Considered by some to be the most critical infrastructure project in the country, the Gateway Project is an ongoing example of the extreme costs of bureaucratic and political neglect.

The Gateway Development Commission, tasked with managing the Gateway Program to develop new capacity for the Northeast Corridor between Newark, New Jersey and Penn Station in New York City, announced at the end of August that the project will open three years later than expected and cost $2 billion more to construct.
Officials blamed some of the delay and expense on “market volatility and inflation,” according to an article by Dana Rubinstein for the New York Times. “The commission hopes to make up much of the cost difference with funding from the federal infrastructure law passed last year. The remaining cost overrun will be split between New York and New Jersey and the federal government.”

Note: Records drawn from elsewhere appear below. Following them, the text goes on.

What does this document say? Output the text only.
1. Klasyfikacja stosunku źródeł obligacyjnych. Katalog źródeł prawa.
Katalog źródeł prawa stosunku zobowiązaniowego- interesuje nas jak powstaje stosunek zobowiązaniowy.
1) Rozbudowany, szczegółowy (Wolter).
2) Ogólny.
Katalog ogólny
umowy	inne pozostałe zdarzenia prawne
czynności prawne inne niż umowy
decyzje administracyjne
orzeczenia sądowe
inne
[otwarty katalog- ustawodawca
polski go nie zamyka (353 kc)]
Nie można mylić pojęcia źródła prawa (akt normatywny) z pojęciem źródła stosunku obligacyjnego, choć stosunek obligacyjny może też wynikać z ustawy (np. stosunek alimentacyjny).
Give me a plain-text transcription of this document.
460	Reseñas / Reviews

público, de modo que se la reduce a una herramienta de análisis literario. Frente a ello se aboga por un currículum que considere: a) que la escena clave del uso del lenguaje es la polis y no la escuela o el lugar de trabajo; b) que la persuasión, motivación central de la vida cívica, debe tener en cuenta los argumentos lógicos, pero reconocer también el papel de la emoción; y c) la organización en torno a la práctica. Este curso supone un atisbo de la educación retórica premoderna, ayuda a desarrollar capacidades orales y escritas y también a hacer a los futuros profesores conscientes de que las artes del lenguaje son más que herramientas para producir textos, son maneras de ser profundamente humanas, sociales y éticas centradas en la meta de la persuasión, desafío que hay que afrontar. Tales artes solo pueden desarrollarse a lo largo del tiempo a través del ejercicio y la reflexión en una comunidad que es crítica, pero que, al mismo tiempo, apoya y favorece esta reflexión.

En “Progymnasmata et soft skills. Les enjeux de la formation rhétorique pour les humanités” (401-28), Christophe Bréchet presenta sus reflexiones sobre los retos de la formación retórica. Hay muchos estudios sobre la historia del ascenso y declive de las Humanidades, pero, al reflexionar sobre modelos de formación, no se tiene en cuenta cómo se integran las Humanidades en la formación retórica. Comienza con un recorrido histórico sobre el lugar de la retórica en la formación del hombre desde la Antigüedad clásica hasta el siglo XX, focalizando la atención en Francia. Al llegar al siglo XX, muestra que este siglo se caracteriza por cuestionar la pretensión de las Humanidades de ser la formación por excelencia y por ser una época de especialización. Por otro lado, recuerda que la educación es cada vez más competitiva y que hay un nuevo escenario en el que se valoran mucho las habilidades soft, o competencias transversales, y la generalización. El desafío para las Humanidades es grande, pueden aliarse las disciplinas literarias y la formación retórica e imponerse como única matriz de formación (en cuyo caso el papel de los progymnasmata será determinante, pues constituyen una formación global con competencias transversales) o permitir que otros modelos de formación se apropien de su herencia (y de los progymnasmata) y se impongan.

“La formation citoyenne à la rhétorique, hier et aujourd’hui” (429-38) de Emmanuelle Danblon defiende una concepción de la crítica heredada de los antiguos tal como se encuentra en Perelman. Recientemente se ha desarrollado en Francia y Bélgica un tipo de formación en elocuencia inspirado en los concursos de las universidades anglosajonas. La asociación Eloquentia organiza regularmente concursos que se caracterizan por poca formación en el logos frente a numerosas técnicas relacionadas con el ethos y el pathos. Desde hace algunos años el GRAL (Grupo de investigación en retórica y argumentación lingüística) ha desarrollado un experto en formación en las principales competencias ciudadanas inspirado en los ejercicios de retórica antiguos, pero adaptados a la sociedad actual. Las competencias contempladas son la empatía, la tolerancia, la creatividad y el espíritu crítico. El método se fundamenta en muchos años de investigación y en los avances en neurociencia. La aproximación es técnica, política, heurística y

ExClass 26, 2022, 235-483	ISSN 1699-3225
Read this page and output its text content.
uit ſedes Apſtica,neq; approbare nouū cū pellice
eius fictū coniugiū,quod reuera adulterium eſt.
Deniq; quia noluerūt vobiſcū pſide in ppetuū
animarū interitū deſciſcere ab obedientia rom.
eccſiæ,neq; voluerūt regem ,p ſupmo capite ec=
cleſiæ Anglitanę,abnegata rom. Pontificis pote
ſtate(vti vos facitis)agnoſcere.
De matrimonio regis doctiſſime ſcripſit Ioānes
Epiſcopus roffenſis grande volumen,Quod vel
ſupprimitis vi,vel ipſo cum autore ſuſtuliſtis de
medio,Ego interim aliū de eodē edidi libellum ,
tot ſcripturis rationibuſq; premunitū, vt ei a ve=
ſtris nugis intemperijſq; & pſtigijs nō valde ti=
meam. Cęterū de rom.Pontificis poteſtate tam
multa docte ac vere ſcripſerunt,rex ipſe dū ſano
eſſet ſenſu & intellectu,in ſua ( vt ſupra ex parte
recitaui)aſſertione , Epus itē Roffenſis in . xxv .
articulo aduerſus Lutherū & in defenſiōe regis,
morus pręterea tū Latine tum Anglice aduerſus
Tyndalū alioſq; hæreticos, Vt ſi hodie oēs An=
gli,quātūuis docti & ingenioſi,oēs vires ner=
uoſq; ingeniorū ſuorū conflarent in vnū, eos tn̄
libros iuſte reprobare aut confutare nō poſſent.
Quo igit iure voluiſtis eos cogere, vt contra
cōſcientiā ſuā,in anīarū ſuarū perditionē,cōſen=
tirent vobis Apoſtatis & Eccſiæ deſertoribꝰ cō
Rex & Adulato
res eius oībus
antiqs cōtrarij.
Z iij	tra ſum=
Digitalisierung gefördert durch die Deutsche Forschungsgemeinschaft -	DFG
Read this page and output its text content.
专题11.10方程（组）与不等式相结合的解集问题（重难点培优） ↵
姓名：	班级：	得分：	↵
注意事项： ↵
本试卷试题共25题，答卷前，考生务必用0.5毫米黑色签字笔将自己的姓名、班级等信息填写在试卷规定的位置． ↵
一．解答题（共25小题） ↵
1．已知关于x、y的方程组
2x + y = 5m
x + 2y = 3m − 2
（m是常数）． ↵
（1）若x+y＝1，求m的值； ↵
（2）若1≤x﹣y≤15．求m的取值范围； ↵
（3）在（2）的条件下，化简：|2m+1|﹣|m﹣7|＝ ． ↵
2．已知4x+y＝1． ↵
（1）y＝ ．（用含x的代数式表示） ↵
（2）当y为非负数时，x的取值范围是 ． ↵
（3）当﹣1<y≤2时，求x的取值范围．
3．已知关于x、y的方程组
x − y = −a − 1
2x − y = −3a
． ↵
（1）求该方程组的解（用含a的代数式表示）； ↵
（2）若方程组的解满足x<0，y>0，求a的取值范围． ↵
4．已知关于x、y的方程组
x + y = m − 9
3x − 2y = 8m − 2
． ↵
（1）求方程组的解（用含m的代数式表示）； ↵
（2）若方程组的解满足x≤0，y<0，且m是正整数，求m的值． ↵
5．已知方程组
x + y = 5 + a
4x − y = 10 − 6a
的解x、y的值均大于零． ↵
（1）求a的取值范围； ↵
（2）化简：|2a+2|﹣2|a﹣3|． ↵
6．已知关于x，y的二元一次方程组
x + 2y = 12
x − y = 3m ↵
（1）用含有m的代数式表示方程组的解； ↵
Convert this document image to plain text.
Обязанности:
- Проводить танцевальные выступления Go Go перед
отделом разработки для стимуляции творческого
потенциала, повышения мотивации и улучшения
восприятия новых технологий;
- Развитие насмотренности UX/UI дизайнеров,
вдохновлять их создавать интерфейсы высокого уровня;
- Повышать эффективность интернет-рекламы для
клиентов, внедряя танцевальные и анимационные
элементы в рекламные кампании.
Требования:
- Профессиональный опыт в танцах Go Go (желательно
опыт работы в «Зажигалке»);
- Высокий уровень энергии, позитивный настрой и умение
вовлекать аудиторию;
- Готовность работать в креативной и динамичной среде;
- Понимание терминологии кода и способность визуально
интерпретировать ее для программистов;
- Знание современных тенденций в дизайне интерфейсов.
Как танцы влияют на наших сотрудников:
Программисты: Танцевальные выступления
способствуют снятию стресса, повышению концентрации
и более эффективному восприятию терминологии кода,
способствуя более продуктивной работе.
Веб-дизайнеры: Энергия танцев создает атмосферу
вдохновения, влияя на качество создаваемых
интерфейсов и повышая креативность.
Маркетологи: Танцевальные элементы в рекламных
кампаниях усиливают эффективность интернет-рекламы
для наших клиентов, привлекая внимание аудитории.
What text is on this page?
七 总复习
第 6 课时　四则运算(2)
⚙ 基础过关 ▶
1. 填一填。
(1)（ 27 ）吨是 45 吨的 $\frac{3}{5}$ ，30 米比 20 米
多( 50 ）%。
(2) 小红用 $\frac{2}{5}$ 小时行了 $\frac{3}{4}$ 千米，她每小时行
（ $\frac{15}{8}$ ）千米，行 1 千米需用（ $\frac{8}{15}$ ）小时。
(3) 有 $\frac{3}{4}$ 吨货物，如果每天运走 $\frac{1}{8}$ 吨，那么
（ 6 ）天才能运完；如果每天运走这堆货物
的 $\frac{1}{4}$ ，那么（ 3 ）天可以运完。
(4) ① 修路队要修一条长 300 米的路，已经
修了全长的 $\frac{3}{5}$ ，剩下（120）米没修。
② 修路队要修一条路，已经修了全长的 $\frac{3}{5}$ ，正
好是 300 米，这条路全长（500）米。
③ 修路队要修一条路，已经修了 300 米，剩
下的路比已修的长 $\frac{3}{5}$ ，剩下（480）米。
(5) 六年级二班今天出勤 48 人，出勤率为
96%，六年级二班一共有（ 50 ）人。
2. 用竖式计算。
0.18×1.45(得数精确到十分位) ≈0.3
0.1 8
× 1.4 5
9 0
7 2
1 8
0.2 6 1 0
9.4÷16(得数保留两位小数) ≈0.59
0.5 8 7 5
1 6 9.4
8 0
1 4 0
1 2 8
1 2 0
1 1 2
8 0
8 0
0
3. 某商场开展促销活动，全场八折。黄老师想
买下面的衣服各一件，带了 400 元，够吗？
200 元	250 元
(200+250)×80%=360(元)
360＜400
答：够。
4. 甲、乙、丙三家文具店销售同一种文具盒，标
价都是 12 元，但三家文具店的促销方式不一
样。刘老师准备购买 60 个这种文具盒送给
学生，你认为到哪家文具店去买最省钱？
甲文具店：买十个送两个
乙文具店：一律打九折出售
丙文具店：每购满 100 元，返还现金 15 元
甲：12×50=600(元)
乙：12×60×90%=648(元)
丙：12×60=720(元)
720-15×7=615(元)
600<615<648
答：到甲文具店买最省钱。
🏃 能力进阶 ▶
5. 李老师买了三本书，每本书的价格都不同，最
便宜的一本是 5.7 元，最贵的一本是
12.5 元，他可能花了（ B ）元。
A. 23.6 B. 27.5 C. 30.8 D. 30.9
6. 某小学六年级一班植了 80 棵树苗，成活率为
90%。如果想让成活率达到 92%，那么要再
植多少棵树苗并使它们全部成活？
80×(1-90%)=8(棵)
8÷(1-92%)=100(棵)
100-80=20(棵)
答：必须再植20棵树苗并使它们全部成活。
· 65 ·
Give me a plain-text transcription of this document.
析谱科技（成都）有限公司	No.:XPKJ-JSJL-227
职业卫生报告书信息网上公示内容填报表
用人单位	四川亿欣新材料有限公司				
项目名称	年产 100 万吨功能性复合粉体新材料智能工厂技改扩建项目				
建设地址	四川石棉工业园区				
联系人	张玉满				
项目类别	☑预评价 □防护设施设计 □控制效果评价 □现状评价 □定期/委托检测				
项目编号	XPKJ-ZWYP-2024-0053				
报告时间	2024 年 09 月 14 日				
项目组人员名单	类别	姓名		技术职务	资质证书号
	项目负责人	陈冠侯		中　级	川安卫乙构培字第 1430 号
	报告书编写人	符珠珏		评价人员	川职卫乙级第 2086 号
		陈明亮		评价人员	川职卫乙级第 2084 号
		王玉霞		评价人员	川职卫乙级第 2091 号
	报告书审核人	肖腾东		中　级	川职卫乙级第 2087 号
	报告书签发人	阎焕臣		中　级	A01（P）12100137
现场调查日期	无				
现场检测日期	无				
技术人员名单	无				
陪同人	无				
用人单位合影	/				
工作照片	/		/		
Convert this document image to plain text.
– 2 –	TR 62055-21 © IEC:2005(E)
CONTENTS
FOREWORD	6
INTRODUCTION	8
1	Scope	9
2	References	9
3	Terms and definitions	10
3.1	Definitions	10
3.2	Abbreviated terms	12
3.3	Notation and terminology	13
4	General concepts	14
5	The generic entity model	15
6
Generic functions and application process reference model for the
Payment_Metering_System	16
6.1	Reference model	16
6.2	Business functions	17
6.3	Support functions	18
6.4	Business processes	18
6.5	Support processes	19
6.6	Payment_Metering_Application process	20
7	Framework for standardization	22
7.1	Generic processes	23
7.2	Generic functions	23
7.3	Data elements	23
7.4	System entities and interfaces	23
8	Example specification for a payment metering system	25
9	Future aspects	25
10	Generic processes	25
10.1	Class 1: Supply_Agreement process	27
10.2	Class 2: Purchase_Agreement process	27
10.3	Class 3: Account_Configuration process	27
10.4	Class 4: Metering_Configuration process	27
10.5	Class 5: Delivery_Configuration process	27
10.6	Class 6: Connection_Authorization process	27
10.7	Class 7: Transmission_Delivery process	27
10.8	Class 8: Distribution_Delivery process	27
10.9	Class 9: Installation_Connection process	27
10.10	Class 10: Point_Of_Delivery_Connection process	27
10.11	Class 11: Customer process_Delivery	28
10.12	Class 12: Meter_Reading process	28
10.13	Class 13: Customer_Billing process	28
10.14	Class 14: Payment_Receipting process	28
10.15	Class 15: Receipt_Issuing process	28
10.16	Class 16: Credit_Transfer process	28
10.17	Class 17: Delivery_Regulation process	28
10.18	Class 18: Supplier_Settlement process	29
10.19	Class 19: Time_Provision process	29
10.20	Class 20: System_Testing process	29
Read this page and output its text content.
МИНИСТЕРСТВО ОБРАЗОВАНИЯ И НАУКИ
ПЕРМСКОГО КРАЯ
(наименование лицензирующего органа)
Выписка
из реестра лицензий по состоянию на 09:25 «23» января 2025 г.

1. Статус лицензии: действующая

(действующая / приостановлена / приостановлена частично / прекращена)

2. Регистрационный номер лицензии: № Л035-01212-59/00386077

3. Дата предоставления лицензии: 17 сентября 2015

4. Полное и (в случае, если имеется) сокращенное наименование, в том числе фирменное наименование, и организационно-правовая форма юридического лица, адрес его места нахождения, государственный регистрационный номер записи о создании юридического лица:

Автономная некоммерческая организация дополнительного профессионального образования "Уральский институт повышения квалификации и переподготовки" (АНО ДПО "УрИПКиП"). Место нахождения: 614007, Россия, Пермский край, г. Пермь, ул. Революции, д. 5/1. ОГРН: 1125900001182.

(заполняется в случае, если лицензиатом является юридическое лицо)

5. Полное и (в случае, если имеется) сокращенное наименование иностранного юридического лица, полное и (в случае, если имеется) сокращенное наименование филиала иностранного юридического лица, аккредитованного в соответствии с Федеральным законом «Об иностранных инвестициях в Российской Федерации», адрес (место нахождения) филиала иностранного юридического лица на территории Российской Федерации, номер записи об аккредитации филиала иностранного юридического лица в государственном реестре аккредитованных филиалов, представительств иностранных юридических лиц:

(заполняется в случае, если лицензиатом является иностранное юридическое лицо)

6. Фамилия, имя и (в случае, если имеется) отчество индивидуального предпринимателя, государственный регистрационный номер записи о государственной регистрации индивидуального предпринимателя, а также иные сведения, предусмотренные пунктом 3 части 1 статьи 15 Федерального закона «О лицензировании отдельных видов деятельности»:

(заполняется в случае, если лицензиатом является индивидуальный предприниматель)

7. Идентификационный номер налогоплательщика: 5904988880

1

The news is only the latest unwelcome development in the long saga of the Gateway Program. Since the Biden administration took office, the news has generally been good—funding approval for the Portal Bridge and a $14 billion funding agreement between the states of New Jersey and New York. The last time Planetizen picked up news of time and money being added to the project timeline was in September 2020.
Rubinstein includes a discussion of the high costs of transit infrastructure investments in the article, citing Eric Goldwyn, director of the Transportation and Land-Use program at the N.Y.U. Marron Institute, to explain how expensive is the project compared to other projects in the country and world. The Marron Institute produced the first study on the high cost of transit in 2021.